What sparked it for me, was writing a slightly different set of wrapper functions than what the Raspberry Pi Pico SDK provides. Specifically:
io_rw_32 _i2s_get_hw_clkdiv(struct _i2s* i2s)
{
return i2s->pio_ch->sm[i2s->pio_sm].clkdiv;
}
void _i2s_set_hw_clkdiv(struct _i2s* i2s, io_rw_32 clkdiv)
{
i2s->pio_ch->sm[i2s->pio_sm].clkdiv = clkdiv;
}
A header file buried deep in the SDK says typedef volatile uint32_t io_rw_32;.
Sure, I could do
uint32_t _i2s_get_hw_clkdiv(struct _i2s* i2s)
{
return i2s->pio_ch->sm[i2s->pio_sm].clkdiv;
}
void _i2s_set_hw_clkdiv(struct _i2s* i2s, uint32_t clkdiv)
{
i2s->pio_ch->sm[i2s->pio_sm].clkdiv = clkdiv;
}
instead, and (probably?) generate the exact same code, but if for some unforeseen reason that typedef changes, I'd rather have as few datatype conversions as possible.
What, if any, is the effect of doing that?
It tells the compiler the value of the parameter must be reloaded each time it is used (or, if the source code modifies the parameter, the new value must be written each time).

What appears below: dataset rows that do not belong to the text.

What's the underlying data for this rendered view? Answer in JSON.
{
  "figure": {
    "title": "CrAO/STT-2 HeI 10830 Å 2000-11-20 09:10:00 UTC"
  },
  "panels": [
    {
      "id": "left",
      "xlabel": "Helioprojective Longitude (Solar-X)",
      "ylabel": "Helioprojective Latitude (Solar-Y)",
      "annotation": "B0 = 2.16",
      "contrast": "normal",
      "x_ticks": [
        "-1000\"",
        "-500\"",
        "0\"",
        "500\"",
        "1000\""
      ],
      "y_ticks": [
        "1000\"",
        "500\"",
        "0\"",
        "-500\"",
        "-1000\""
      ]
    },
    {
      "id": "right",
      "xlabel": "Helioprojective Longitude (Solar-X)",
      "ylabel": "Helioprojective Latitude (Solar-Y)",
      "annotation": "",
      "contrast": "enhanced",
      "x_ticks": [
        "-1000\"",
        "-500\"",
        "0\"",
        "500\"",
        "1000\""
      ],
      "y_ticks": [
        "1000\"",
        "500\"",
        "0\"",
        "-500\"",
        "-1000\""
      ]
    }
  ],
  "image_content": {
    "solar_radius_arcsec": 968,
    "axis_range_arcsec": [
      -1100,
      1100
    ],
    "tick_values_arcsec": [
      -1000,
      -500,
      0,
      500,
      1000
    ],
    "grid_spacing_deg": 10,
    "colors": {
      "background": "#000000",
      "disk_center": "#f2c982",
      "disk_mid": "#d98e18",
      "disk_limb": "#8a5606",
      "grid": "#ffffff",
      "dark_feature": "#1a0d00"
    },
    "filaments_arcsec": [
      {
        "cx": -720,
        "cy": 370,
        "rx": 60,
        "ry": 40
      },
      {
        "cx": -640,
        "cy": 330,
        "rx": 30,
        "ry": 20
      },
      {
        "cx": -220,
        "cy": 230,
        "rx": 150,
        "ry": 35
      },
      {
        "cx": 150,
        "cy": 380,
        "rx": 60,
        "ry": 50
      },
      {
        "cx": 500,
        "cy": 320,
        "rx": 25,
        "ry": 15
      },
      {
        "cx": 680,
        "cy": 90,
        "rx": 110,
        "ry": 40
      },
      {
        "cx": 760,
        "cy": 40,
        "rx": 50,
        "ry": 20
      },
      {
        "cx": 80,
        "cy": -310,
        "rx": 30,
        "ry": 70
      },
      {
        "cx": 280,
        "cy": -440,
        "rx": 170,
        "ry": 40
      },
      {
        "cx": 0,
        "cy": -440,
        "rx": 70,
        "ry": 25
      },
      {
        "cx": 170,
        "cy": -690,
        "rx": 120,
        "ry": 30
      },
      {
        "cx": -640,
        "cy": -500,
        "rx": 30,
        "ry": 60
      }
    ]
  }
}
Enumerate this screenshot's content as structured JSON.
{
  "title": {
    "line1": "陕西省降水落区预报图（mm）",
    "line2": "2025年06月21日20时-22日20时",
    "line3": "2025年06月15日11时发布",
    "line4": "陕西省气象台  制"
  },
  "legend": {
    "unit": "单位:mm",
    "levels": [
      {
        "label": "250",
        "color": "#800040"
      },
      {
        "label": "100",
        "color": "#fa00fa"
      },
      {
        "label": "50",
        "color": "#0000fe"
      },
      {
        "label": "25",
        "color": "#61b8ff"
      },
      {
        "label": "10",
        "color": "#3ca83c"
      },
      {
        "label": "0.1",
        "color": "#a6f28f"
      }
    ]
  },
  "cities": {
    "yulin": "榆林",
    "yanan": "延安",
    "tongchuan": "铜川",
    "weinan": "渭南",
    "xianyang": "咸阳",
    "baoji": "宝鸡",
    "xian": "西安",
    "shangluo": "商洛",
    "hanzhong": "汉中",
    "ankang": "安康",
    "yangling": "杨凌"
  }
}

There is almost never a reason to do that. With const, it can be useful to declare a function parameter as const if you intend never to modify it. If you declare it const and modify it due to a typo where you intended some other name, the compiler will warn you. However, volatile is normally used for accessing special hardware, but function parameters are managed by the compiler and should not need volatile. One time when you might want to use volatile with a function parameter is when you are debugging and want to be able to change the parameter from the debugger. Then using volatile will ensure the generated code gets the new value each time it is used in the source code. Since this would only be for debugging, it should not be used in deployed code.
… generate the exact same code…
No, it does not. With a plain uint32_t parameter, Clang, with optimization enabled, does not reload the parameter from memory when it is used multiple times. When preparing for the second function call in this code:
void foo0(uint32_t clkdiv)
{
bar(clkdiv);
bar(clkdiv);
}
Clang copies the value of clkdiv from a register where it has cached it. In contrast, in this code:
void foo1(io_rw_32 clkdiv)
{
bar(clkdiv);
bar(clkdiv);
}
Clang reloads the parameter from memory. Interestingly, it is not memory where the parameter was passed to the function but rather is memory in the stack frame of the called function. The argument was passed to the function in a register, and the function stored it in memory to create the parameter. (A parameter is an object that is initialized with the value of an argument; it is not the argument itself.)
It is a mistake for the code to be using a volatile type as a parameter, as it results in inefficient code generation.